General James T. Conway, the commandant of the Marine Corps, said Friday he would separate gay troops if Congress allowed them to serve openly.

In an interview with, the four-star general said: “We want to continue [two-person rooms], but I would not ask our Marines to live with someone who is homosexual if we can possibly avoid it.”

“And to me that means we have to build BEQs [bachelor enlisted quarters] and have single rooms,” he added.

Conway went on to say he believed an “overwhelming” number of troops would be opposed to sharing a room with someone who is openly gay.

“In this case, I would want to reserve the right of the Marine that thinks he or she wouldn't want to [share a room with a homosexual].”

In testimony before Congress last month, Conway expressed his opposition to repealing the 1993 law that prescribes firing for gay and lesbian service members who do not remain celibate or closeted.

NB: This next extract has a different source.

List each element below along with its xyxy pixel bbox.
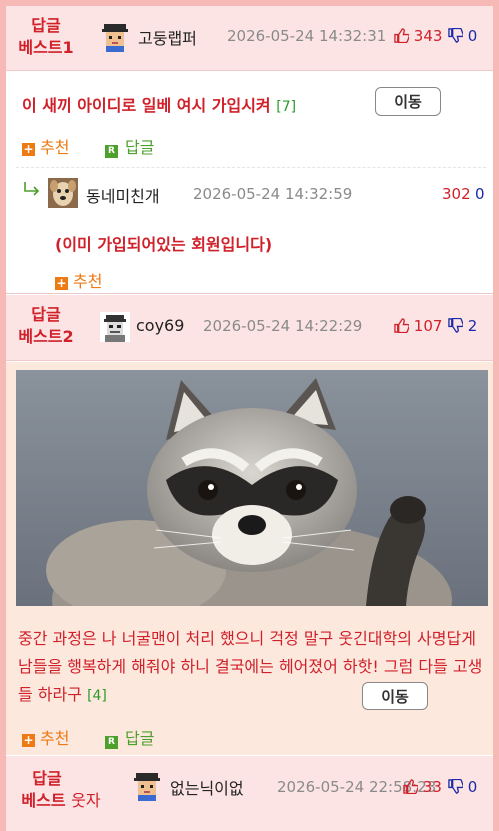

“I think the current policy works,” he said. “My best military advice to this committee, to the secretary, to the president would be to keep the law such as it is.”

On Thursday, Defense Secretary Robert Gates and Admiral Michael Mullen, chairman of the Joint Chiefs of Staff, admonished an Army general who publicly advocated in favor of “don't ask, don't tell.”

Gates told reporters – and Mullen agreed – that Lt. General Benjamin Mixon's comments were “inappropriate” for an active duty officer.

Mixon said he disagreed with conventional wisdom that a majority of Americans oppose the law and urged people to speak up in favor of the policy.

“Now is the time to write your elected officials and chain of command and express your views,” Mixon said. “If those of us who are in favor of retaining the current policy do not speak up, there is no chance to retain the current policy.”

The rebuke came on the same day the Pentagon unveiled stricter guidelines on the firing gay troops under the policy.